Sampai akhirnya pada suatu sore, ketika ia sedang
duduk di depan rumahnya dengan seorang teman, tiba-tiba ada dua orang warga
yang menghampiri dan menyapa gungde dengan ramah. Gungde pun menyahut dengan
sopan dan seadanya. Tetangga yang dikenalnya itu lalu pergi begitu saja. Namun
Gungde melihat orang itu seperti ada luka memar (balan) bekas kena pukulan kayu di bagian lengan dan pelengan (dahi), dan yang satu lagi
tangannya diurut-urut seperti susuban
(tertusuk duri) termasuk jalannya yang agak sedikit terinjik-injik yang menurut
pengakuan orang itu ia tertusuk duri. Gungde teringat dengan kejadian kemarin,
jangan-jangan orang ini yang kemarin mengganggunya di pohon jaka itu, sampai akhirnya yang satu
terkena pukulan kayu sampai balan
(memar membekas) dan yang satunya mungkin tertusuk yip (lidi tajam dari ijuk).

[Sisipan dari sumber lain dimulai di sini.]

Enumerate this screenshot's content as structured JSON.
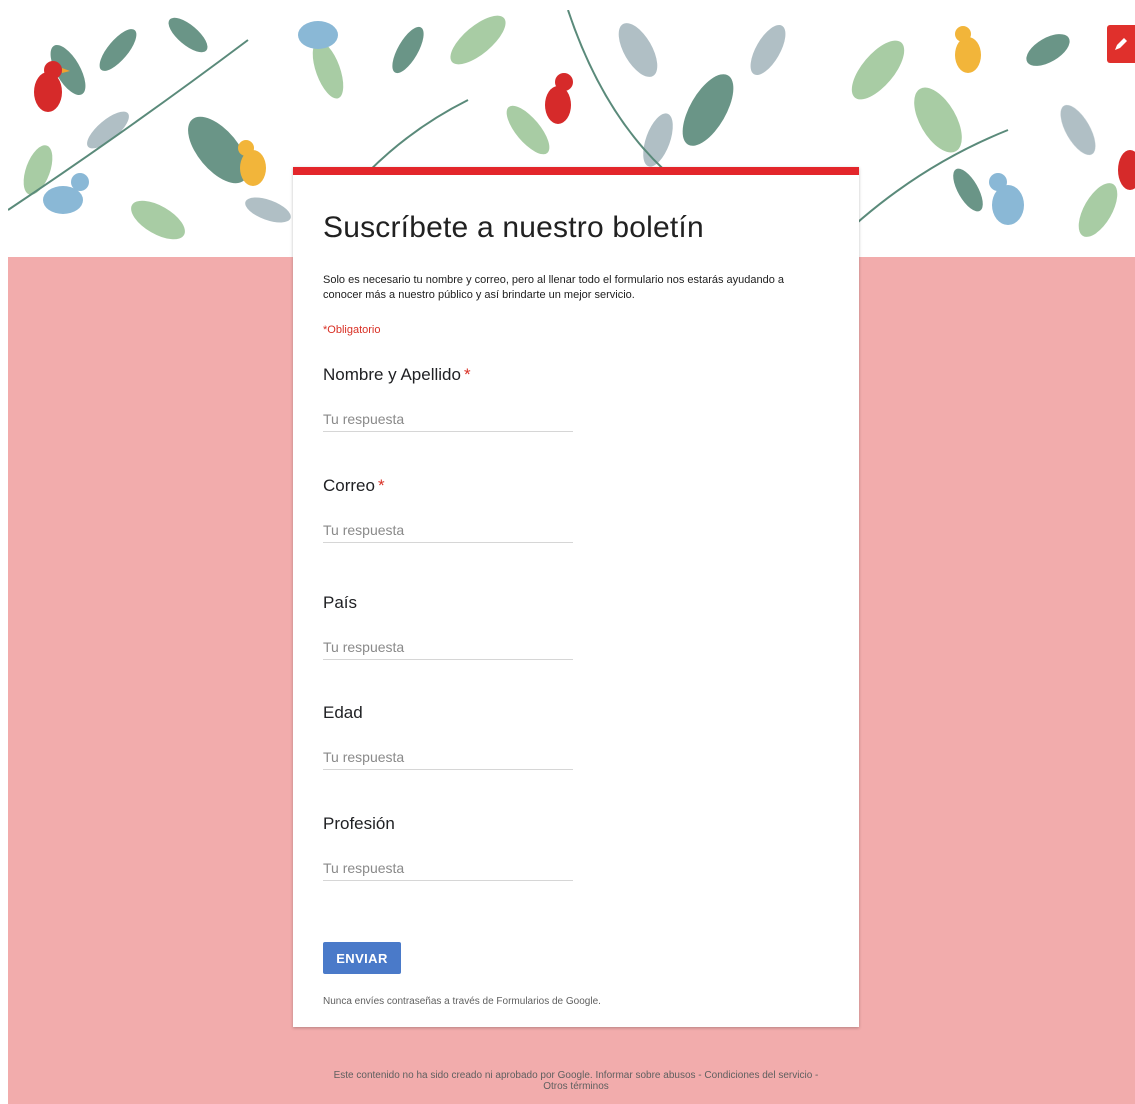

Ah itu hanyalah pikiran ngawur dari Gungde. Kini
berselang berapa lama, ada lagi dua orang yang datang mendekat lalu bertanya
seadanya tentang keadaan. “Ten mekarya Gungde? Disahutnya “ten nika” begitu
sahut Gungde sambil lalu. Setelah diamati ternyata orang tersebut semua mukanya
muram seperti nggak enak badan, terlihat menyengir dan mual-mual. Lagi-lagi
Gungde berpikiran lain, jangan-jangan orang ini yang mengganguku ketika motorku
tak mau hidup. Mungkin ia terlalu banyak menelan air kencingku ketika aku
mengencingi sepeda motorku kemarin.
Gungde menjadi bengong melihat kehadiran keempat orang
tersebut yang datang tanpa diundang atau tak pernah bertegur sapa ramah
sebelumnya. Jangan-jangan mereka secara diam-diam mohon pengampunan sekaligus
minta obat secara tak kentara. Konon begitu katanya menurut orang tua-tua
terdahulu. Demikian Gungde menganalisa kejadian yang dihadapinya waktu malam
kemarin dan kedatangan dari orang-orang yang perilakunya agak sumbang.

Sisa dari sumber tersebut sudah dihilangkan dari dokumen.